In 1998, a network for epidemiological surveillance was created and, subsequently, an informal group called the Health Safety Committee, which complement Regulation (EC) No. 851/2004 of the European Parliament and of the European Council of April 21, 2004, creating a European Center for Disease Prevention and Control and the International Health Regulations (2005) (IHR), adopted on May 23, 2005 at the 58th World Health Assembly, reinforcing coordination preparedness and response to public health emergencies of international importance among the States that are part of the WHO, which include all the Member States of the Union.

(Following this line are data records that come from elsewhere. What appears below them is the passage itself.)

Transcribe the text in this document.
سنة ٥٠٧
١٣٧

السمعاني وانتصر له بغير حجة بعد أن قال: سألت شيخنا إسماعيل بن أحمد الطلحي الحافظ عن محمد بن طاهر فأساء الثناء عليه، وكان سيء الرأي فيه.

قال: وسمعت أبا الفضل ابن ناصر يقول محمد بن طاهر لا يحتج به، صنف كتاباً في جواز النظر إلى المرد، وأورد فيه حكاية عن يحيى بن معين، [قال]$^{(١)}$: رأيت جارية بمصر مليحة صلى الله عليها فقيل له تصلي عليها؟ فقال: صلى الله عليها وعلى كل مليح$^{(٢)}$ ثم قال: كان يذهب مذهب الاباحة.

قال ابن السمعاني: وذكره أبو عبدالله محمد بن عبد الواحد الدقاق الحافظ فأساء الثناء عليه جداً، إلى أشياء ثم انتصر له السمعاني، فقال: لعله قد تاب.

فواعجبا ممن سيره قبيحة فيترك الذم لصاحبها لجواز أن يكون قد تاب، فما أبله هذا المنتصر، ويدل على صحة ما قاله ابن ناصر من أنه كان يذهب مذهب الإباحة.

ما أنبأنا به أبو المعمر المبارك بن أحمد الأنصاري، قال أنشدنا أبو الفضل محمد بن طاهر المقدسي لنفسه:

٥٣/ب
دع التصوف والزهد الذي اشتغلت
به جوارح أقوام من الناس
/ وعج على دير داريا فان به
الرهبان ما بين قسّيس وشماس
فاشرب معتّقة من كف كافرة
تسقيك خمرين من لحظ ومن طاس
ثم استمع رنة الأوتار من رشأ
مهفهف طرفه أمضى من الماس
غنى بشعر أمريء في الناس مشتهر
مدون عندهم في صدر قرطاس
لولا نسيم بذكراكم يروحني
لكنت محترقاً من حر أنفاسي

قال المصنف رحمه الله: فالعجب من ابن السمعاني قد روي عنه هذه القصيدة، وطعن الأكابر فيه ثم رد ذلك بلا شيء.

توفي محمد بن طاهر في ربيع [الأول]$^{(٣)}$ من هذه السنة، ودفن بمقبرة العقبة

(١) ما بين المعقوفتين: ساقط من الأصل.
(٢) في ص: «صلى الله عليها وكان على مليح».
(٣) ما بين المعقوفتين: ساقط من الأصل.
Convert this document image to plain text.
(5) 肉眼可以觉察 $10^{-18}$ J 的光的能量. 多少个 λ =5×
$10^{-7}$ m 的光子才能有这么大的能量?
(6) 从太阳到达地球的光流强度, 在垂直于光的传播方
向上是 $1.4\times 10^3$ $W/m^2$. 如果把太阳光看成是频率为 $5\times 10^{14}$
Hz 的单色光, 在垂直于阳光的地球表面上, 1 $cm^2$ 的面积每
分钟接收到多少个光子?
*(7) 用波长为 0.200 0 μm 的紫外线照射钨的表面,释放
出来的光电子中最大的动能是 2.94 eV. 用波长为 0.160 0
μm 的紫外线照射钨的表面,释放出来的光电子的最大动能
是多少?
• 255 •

Why is EU action important? Commission president Ursula Van der Leyen has stated that Member States aren’t alone in the face of this crisis: “Siamo tutti italiani”, she said at the height of the impact of the coronavirus in Italy. But this has to be specified in specific measures, since the Member States have the responsibility to manage public health crises at national level, the measures adopted by any of them could harm the interests of the others if they are inconsistent with each other or if they are based on divergent risk assessments. It’s therefore necessary to coordinate the response given at Union level, so that national measures are proportionate, specifically aimed at limiting public health risks from cross-border threats and taking into account the European framework for the movement restrictions and the rights and obligations derived from the economic objectives of the EU.

What specific measures are foreseen in the aforementioned Decision 1082/2013/EU? I will highlight the most significant:

-Joint acquisition of medical products for health response without being reflected in the budgets of the Member States.

-Coordinated exchange of information between Member States and the European Commission. In the event of urgent urgency, the Commission may adopt direct enforcement measures.

-The Food Safety Committee and the Commission will coordinate national responses. An emergency situation may be declared, in cases of flu or pandemics and, by informing the WHO, make immediately executive decisions.

The procedures and controls are available on the EU standards website: https://ec.europa.eu/health/sites/health/files/preparedness_response/docs/decision_serious_crossborder_threats_22102013_en.pdf

To face this specific crisis, caused by the pandemic caused by Covid-19, recognized by the WHO, the Commission, which is the EU body in which the legislative initiative resides, has prepared a proposal for a Regulation, reforming the previous regulations and mobilizing funds to face this emergency situation.

Likewise, the Commission has planned a fund of 37,000 million euros, with the Communication called “Coronavirus Response Investment Initiative” (CRII), to meet the medical expenses that may occur in the Member States. The Eurogroup meeting scheduled for Monday March 16 is expected to complete these forecasts.

Work is also being done with the Member States on the reorganization of air transport and evaluating the impact that all this may have on the tourism industry in order to adopt the appropriate measures at European level.

And the Commission will also speed up the preparation of a legislative proposal for a European unemployment reinsurance plan. This initiative aims to support those who work and protect those who have lost their jobs in the event of major shocks, as well as to reduce pressure on national public finances, thereby strengthening Europe’s social dimension and increasing its cohesion.

Lastly, I will point out the problem of border control, restricting free movement, in emergency situations, as provided for in Regulation (EU) 2016/399 (https://eur-lex.europa.eu/legal-content/ES/TXT/HTML/?uri=CELEX:32016R0399&from=ES#d1e1712-1-1) establishing the Schengen Borders Code, authorizing checks at internal borders for a maximum of 30 days, extendable for another 30 days that the circumstance that originated the restriction decision disappear, in cases that require immediate action.